Sunday, April 7, 2019

SuperFog

Fog is essential for Redwood Trees. Most of the water the forest gets over the dry Summer months in California comes in the form of fog that is captured by trees or converted to rain that falls within the dripline of the trees. You only find wild Redwoods where there is Summer fog. The needles of Redwoods are designed to capture fog and turn it into rain.

Our home is at the edge of the Redwood Forest. About one-third of the yard is in wild second-growth Redwoods. Much of the rest is Douglas Fir. Both these species actually act as precipitrons, with the needles electrostatically charged relative to the fog flowing over the mountain, resulting in fog droplets collecting on the tree needles. This in turn becomes larger droplets, until they are too large to remain on the leaf and fall to the ground. Locally this is known as "Fog Drip", and it more than doubles the rainfall under the Fir and Redwood trees relative to open ground rainfall. The entire ecology of the Redwood Forest is dependent upon Fog Drip to keep alive through the warm and dry summers (no actual rain typically falls between June and October).

When I moved here twenty years ago, I thought "Wow - I can grow a lot of vegetables!". True enough, though the ones I finally started to succeed with were not the ones I started with. In years that are typical of coastal Redwood Forest, it is a race between getting my first ripe tomato of the year and the first frost of the Fall. In more atypical years, I get ripe tomatoes in July. We've had lots more of these later types of years lately, and they stress the forest mightily.

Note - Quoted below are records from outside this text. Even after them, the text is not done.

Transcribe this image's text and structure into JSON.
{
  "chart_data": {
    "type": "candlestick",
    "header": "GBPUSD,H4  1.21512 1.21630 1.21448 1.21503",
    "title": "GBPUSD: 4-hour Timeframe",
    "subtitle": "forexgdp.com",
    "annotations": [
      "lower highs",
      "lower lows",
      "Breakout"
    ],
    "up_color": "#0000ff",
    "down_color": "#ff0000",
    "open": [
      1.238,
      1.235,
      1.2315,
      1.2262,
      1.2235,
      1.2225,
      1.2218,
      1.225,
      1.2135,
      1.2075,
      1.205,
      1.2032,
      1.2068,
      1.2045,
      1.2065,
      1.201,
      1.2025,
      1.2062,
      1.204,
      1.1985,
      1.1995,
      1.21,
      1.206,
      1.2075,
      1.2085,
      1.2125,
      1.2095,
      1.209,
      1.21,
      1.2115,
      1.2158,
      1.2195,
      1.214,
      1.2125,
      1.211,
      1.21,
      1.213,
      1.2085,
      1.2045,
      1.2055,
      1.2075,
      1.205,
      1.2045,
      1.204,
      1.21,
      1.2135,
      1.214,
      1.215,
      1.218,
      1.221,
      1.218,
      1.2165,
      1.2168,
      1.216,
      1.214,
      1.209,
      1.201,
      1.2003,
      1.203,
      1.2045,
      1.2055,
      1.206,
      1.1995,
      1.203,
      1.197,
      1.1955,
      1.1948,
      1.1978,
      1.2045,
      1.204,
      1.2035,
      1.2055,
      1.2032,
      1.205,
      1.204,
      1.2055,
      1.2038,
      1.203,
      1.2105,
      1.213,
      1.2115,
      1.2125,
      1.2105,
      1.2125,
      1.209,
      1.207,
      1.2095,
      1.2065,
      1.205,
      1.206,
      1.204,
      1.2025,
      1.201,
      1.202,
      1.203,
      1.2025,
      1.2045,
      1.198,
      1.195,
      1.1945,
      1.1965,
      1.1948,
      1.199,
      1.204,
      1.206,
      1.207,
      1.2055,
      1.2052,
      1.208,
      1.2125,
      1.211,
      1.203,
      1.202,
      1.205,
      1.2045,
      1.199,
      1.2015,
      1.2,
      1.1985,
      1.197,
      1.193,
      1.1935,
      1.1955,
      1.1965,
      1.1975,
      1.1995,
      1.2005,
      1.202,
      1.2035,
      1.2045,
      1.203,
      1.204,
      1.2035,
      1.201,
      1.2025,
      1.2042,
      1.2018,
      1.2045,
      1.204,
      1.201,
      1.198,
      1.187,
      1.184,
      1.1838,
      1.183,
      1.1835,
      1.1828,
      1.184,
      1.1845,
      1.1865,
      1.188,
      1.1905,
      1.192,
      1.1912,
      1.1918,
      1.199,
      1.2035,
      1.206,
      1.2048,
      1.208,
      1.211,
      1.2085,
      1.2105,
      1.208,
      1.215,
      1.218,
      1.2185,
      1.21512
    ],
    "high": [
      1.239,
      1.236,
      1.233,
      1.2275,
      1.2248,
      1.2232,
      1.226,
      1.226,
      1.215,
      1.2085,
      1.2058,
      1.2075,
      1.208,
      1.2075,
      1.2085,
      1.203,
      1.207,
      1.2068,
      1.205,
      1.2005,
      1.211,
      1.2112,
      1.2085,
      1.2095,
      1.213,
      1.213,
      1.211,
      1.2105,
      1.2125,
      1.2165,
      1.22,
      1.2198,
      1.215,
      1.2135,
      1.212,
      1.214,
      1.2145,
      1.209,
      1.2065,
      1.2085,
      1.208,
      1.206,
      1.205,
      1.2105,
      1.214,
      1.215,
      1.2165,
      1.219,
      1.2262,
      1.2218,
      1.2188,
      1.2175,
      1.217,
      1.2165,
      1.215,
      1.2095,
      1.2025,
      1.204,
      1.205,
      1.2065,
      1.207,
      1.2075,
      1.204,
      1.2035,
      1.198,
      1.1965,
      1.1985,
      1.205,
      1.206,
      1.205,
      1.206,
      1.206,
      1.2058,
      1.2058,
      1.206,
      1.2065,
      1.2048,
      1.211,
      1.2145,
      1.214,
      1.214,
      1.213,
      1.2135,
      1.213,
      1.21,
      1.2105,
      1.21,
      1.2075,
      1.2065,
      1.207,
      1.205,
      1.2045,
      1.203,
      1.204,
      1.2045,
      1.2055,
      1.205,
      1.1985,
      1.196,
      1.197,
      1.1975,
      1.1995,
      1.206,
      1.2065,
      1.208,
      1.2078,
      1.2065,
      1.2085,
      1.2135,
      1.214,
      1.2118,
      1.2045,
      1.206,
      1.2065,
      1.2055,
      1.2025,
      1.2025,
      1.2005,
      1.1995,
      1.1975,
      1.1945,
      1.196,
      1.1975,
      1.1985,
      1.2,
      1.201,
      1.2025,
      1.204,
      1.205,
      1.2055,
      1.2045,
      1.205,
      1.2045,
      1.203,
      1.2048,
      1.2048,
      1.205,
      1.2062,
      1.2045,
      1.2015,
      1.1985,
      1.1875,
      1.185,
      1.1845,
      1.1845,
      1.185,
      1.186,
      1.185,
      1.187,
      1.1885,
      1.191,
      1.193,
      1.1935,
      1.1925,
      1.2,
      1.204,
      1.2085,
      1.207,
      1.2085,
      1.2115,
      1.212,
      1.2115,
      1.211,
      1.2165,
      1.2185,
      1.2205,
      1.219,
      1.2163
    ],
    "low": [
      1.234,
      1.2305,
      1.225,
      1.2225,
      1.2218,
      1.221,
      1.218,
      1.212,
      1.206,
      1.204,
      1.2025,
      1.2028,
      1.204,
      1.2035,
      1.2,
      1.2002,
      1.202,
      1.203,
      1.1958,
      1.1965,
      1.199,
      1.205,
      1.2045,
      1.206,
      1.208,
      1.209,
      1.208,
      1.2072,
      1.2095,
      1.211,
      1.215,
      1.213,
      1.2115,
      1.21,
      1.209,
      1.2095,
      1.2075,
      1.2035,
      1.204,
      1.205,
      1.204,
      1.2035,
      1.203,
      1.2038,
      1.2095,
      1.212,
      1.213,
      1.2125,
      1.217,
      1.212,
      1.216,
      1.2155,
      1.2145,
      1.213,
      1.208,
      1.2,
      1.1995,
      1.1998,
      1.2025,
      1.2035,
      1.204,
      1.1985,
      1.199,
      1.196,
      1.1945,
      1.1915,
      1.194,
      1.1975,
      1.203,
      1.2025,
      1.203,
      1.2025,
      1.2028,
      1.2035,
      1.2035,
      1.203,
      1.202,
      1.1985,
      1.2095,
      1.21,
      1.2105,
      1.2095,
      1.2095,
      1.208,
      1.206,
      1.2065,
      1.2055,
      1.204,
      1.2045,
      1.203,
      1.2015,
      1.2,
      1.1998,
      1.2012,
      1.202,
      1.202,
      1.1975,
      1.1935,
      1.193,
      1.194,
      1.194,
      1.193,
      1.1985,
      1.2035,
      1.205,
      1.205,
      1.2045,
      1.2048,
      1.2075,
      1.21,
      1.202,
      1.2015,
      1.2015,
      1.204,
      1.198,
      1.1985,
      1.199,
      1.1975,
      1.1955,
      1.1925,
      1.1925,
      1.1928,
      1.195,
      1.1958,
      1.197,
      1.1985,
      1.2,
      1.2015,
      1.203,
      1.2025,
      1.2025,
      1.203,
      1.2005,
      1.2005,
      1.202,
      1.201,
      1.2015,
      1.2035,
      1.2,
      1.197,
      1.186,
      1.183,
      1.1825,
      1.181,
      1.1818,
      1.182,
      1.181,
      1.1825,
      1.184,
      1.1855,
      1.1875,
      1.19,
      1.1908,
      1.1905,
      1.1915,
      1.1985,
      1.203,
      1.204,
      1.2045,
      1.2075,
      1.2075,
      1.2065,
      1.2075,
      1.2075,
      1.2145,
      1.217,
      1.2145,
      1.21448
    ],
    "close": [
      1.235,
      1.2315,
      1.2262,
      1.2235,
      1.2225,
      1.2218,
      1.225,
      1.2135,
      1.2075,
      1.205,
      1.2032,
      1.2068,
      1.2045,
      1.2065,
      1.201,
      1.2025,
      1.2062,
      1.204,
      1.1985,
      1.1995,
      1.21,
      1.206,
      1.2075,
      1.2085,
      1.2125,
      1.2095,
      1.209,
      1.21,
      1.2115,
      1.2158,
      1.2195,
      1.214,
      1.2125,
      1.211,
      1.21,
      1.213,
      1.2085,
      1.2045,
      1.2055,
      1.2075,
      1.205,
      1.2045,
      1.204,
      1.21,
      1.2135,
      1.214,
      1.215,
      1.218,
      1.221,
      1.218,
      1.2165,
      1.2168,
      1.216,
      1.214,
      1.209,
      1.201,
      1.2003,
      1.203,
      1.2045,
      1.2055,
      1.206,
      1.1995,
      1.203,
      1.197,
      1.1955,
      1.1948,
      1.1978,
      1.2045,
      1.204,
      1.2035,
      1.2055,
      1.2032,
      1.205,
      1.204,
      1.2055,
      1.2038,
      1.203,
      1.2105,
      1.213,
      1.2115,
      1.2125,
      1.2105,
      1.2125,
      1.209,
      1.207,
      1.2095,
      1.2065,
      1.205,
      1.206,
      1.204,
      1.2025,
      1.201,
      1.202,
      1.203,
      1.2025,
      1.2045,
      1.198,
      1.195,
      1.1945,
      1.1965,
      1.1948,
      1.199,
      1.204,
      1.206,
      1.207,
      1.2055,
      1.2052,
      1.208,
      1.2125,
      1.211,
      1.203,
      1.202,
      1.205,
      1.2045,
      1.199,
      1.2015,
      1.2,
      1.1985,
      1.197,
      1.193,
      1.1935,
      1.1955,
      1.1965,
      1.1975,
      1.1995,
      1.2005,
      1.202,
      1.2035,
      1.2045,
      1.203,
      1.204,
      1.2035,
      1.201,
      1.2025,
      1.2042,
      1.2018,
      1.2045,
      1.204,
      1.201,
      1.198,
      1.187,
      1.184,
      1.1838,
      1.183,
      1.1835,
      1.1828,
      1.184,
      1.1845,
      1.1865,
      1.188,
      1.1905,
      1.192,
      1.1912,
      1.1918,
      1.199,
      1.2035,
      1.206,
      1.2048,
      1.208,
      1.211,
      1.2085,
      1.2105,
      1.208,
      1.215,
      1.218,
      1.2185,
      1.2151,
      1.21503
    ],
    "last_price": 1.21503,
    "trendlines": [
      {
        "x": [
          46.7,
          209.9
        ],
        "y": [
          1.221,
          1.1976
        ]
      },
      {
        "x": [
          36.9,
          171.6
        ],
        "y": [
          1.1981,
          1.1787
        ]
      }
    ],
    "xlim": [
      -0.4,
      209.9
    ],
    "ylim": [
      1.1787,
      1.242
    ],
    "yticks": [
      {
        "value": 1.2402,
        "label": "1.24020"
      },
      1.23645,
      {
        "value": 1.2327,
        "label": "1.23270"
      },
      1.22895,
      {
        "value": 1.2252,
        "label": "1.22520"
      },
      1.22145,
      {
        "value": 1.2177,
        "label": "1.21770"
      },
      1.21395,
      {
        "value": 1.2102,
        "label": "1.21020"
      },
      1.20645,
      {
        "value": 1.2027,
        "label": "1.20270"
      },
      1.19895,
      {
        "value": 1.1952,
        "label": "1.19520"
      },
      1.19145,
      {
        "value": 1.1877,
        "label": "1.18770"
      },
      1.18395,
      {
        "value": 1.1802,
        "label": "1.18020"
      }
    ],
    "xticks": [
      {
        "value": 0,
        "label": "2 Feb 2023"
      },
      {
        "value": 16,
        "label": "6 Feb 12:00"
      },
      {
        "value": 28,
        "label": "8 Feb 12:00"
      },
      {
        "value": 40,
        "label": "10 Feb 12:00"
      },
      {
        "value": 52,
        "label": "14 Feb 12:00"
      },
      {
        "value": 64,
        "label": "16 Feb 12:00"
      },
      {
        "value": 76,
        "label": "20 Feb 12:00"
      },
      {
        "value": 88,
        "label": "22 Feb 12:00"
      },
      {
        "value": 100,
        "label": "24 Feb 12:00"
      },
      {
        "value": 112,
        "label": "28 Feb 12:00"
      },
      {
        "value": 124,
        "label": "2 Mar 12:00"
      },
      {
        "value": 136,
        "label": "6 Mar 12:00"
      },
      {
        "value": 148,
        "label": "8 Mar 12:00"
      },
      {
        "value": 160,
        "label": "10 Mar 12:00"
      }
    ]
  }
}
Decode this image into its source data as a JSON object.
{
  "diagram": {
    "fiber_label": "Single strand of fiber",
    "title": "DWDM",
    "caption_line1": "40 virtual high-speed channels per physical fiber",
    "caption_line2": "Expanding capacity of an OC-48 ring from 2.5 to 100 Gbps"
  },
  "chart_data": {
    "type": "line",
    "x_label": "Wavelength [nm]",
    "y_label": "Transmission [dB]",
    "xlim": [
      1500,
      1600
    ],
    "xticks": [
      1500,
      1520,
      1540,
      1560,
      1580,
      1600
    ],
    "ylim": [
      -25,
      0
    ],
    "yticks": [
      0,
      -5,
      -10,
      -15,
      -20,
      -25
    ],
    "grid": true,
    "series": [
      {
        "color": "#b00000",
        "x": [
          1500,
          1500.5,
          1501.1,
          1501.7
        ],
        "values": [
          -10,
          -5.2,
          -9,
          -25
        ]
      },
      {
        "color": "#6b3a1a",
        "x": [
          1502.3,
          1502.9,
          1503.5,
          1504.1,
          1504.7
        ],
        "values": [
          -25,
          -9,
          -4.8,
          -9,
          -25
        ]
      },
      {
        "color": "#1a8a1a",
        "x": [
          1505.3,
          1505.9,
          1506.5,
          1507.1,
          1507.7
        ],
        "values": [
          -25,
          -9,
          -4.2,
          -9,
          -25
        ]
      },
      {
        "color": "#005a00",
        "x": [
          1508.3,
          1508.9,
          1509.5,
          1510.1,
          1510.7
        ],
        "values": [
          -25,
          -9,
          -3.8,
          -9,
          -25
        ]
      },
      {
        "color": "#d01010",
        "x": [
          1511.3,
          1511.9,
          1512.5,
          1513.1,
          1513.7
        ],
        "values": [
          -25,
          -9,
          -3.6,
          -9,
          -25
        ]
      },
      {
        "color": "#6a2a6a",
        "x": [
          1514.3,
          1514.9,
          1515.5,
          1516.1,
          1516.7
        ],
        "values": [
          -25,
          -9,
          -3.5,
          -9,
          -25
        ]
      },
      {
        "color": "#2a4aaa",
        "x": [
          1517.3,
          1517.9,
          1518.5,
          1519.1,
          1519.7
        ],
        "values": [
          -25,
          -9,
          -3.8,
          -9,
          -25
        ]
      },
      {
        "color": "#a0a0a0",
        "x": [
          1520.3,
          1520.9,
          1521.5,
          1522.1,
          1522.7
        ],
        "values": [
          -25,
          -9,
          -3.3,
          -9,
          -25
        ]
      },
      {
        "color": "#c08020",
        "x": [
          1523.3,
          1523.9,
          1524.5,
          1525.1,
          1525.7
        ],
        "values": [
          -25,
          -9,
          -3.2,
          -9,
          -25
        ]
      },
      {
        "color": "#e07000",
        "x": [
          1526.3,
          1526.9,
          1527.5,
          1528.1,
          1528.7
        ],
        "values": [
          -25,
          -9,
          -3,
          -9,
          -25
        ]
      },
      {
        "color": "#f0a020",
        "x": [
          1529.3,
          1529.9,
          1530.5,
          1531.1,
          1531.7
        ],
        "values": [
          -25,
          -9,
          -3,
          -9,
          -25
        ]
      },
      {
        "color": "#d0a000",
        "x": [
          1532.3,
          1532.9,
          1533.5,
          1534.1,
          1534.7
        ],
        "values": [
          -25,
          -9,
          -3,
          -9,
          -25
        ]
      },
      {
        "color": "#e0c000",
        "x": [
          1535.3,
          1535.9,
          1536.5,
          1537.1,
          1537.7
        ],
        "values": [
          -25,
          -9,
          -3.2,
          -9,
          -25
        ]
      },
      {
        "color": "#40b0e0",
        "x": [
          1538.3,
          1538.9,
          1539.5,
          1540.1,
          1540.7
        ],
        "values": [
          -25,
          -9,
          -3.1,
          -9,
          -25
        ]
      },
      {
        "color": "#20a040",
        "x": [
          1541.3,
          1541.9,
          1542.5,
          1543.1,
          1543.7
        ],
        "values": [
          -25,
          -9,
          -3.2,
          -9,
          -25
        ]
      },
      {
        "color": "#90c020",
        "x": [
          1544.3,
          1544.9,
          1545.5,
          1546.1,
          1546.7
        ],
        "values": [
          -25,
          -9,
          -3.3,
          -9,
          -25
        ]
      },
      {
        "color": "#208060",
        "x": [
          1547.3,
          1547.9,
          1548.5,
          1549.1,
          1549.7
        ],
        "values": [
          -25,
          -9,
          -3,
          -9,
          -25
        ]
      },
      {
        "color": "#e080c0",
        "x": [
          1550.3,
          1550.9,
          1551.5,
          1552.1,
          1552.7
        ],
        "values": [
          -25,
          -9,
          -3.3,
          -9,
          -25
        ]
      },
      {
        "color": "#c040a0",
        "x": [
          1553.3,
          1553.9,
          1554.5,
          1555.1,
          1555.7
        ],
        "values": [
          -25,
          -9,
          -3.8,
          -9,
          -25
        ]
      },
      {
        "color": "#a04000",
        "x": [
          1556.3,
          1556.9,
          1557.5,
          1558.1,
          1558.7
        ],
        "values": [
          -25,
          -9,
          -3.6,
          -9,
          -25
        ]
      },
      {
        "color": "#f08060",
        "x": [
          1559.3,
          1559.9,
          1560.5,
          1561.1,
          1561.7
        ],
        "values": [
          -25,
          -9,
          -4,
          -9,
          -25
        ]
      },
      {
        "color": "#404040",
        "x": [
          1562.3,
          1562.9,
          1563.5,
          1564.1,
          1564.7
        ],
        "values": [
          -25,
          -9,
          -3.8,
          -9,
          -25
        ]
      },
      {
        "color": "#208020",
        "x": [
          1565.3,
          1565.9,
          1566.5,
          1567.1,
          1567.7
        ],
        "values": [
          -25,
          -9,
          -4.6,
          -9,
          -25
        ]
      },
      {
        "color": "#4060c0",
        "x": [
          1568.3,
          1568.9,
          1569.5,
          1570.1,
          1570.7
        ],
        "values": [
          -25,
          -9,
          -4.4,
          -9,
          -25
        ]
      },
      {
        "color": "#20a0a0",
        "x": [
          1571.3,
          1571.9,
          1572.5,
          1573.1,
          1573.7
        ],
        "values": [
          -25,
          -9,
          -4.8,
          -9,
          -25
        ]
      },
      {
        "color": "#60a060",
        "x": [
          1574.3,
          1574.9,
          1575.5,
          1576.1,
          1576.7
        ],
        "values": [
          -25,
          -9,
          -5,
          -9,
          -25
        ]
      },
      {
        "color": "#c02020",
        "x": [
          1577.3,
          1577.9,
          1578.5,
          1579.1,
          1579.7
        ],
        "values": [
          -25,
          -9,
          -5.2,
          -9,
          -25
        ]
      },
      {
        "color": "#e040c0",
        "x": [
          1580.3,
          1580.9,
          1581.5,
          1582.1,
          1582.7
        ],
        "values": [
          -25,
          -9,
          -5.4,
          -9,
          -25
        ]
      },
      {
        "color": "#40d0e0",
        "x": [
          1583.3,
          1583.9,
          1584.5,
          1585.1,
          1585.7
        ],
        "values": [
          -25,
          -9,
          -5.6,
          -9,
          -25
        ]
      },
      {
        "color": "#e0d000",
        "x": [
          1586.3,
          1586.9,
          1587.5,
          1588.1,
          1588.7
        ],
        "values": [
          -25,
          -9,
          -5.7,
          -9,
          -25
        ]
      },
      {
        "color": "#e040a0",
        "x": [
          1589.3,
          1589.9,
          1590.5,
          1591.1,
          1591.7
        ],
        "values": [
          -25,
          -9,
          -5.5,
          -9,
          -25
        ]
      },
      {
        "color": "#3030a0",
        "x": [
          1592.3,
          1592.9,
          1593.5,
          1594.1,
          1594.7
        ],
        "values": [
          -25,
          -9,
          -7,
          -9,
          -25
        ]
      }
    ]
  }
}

At least this Spring, we still have the life giving fog. This is the view of the Fir trees from our deck.


While the fog keeps the yard colder than most folks like (not exactly swimwear weather), there are other compensating wonders, such as the reductionist Lilies: Trillium. Southern California and the deserts have superblooms. Our forests have their own version. Rather than carpets of color that run for miles, there are sublime blossoms to be found in the deep mossy places. Added bonus: no sunburn!


This is a local color form of Trillium chloropetalum. More typically flowers of this species are pale green on the coast, or brick red east of the coastal slopes.

We also have true Lilies - they will not be flowering locally for months, but the dwarf Checker Lilies are in flower now (Fritillaria affinis) often among the Trilliums.


You can't find our superfog superflowers from miles away, yet when you do find them they are sublime additions that make the day brighter.